La otra piel son dos películas en una, y ese monstruo de dos cabezas nunca logra unificarse en un relato superador. Por un lado, el tema del devenir y la inquietud que atraviesa Abril, la lacónica protagonista del relato, en crisis con su pareja. Por el otro, los ensayos de una obra de teatro (La terquedad), a cargo del novio de Abril, director teatral que interpreta el mismo Rafael Spregelburd. Lo que esa crisis amorosa deriva es un recorrido que perfectamente podría bastarse a sí mismo para pensar el enigma de ese vagabundear sin un rumbo. En especial porque la cámara de De Oliveira Cézar y la interpretación de María Figueras logran capturar esa angustia existencial que llega al otro lado de la pantalla.

El drama privado de Abril deviene en incomodidad para el espectador porque refiere a un dolor que nunca se menciona explícitamente. Es entonces el espectador quien tiene que reconstruir ese rompecabezas, como si se tratara de un policial a la vieja usanza, como si fuéramos detectives que buscamos pistas para saber de dónde proviene ese malestar. ¿Qué le pasa al personaje de la notable María Figueras por la cabeza? ¿Por qué comete cada una de  las acciones que comete? ¿Porque abandona a sus seres queridos? ¿Qué busca en esa deriva inabordable? Son todas preguntas que nunca se reducen a la trampa del reduccionismo psicologicista. Sin el humor (ni el amor) de Cetáceos, la ópera prima de Florencia Percia, hay también en La otra piel una incomodidad de lo femenino (con lo que implica ser mujer en la actualidad) y el obligado interrogante de qué hacer con esa incomodidad que impulsa a una reconstrucción ineludible.

La película de De Oliveira Cézar registra cómo ese derivar errático se torna intenso desde el registro casi documental de las horas muertas, de recorridos que conducen a la nada y que llevan a Abril a una experiencia sexual que termina en fuga hacia algún lugar (Brasil) en el que reencontrarse con sí misma. Hay algo de esa experiencia del vacío que nunca es explicado ni explicitado, y es justamente allí donde residen las virtudes y las carencias de la película. Si bien ese registro no necesita en un comienzo de explicaciones y aprovecha con inteligencia ese enigma, sobre el final es notorio que esa ausencia de palabras más que hablar de una puesta en escena críptica refiere a un nudo argumental que no logra desarrollarse del todo.

Si La otra piel gana en ese seguimiento azorado del deambular errático, intentando comprender ese andar con  rumbo a la nada que emprende Abril, la misma película también se empantana en la subtrama relacionada con el personaje de Rafael Spregelburd.
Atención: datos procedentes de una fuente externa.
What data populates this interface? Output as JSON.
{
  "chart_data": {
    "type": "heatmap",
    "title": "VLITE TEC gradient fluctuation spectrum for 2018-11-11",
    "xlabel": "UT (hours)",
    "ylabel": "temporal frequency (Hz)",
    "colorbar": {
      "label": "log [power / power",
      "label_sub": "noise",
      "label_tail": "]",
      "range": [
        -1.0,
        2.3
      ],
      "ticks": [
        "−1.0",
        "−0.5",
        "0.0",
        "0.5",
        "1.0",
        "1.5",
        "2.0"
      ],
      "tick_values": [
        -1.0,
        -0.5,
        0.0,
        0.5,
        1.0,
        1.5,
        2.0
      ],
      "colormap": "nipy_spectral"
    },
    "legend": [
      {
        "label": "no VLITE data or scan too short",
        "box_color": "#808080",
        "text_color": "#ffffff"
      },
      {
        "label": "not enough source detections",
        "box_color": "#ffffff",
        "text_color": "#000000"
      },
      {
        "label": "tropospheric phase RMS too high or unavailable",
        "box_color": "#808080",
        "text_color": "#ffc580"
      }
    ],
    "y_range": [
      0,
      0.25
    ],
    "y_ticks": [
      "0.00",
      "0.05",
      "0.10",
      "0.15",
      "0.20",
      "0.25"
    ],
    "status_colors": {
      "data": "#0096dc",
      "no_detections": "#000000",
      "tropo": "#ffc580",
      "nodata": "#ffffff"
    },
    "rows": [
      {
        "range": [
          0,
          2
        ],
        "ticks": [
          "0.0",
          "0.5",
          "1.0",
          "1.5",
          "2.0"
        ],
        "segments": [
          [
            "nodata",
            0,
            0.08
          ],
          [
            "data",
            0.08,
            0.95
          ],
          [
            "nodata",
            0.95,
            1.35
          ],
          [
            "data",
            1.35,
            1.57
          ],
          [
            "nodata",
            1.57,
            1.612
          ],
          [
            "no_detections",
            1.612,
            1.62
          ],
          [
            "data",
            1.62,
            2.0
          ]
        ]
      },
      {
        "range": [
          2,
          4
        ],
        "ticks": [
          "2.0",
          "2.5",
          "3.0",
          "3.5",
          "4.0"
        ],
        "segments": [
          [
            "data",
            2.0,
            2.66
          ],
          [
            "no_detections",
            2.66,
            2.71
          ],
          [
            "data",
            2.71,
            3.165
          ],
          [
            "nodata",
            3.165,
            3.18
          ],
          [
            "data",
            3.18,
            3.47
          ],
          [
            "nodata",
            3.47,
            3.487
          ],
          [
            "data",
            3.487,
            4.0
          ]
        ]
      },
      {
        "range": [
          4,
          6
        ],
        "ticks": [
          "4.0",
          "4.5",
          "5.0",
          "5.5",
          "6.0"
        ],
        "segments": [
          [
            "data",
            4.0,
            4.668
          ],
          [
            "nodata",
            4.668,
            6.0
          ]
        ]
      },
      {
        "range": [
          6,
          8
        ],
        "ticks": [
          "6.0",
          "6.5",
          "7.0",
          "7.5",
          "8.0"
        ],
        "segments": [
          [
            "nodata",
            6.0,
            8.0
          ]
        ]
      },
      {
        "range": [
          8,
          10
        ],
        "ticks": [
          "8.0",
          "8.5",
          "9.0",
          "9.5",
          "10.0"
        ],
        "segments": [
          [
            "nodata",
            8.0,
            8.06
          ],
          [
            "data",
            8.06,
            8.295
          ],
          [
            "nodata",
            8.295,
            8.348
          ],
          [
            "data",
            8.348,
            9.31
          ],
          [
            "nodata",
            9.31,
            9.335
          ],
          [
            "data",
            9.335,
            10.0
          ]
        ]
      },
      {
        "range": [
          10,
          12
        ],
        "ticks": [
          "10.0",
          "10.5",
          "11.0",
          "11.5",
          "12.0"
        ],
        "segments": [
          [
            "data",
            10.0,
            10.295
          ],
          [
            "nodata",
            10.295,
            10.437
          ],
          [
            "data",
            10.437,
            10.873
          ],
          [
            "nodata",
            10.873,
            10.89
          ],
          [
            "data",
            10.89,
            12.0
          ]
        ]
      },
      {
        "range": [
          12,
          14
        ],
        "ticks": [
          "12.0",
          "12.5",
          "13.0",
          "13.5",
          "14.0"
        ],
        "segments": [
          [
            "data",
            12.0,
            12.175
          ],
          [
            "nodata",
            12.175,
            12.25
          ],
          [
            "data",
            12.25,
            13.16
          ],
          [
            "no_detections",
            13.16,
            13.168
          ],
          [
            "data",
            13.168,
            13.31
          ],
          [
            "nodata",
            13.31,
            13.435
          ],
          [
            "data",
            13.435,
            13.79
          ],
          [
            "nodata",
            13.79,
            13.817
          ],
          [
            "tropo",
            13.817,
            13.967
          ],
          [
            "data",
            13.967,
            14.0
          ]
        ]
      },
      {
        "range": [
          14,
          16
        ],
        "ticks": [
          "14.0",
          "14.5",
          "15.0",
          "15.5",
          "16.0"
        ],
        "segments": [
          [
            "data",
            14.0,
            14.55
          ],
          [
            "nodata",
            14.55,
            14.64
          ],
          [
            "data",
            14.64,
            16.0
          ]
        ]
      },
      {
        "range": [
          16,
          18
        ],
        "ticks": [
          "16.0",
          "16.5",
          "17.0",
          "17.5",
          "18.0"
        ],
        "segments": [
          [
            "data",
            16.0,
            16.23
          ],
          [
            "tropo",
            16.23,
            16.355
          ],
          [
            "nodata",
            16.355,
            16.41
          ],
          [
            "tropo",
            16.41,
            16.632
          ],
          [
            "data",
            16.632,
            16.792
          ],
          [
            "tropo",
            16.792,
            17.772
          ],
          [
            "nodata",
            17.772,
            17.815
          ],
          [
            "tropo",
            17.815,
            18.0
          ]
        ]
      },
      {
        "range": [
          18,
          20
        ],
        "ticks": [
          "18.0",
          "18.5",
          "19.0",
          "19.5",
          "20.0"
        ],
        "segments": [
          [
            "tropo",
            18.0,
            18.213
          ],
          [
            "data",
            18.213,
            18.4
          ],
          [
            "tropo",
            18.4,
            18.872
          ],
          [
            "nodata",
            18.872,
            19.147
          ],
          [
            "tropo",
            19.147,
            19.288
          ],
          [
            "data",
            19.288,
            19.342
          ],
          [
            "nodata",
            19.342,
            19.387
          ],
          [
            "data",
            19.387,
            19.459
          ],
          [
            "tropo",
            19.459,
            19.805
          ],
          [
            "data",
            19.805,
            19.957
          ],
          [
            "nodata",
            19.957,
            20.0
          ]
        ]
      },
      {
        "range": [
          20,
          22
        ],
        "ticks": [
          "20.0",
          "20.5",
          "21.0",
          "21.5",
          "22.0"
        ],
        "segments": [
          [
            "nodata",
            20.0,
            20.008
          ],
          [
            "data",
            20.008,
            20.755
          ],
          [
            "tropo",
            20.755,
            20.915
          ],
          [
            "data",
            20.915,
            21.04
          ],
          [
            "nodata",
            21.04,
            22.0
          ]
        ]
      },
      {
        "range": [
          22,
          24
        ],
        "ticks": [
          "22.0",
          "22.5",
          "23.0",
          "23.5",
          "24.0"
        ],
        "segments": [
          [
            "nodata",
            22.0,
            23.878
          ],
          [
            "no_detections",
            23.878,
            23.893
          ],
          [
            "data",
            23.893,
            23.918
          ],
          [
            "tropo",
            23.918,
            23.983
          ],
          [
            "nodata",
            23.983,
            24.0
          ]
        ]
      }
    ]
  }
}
En cierto sentido, pareciera que lo que podría haber complejizado la trama a partir de la lectura de los textos de La terquedad no logra ensamblarse con el resto de la trama, como si la directora no hubiera tenido confianza plena en lo que le sucede a su protagonista, que se carga sobre sus espaldas el enigma y el suspenso de su propia vida.

Al no lograr el ensamble pensado entre las imágenes y los textos, los fragmentos de la obra de Spregelburd terminan siendo espesos y solemnes, dándole a la película un manto de hermetismo que no permiten que el relato crezca y que le resta potencia al poder de las imágenes de esa deriva notablemente fotografiada por por el arte de Federico Bracken. De Oliveira Cézar, que en sus mejores películas trabaja sobre miradas y cuerpos desde una perspectiva profundamente  femenina (como es el caso de la excelente Como pasan las horas), no se apoya del todo en el poder de esa cámara proveedora de un mundo  personal que logra narrar mucho diciendo muy poco. En este caso, las palabras virtuosas de un texto teatral terminan obturando el poder liberador de una cámara decidida a filmar el enigma y la deriva de una vida.

La otra piel (Argentina, 2018). Guion y dirección: Inés De Oliveira Cézar. Fotografía: Federico Bracken. Montaje: Ana Poliak. Elenco: María Figueras, Rafael Spregelburd, Mónica Galán, Pablo Seijo, Rozana Berco. Duración: 110 minutos.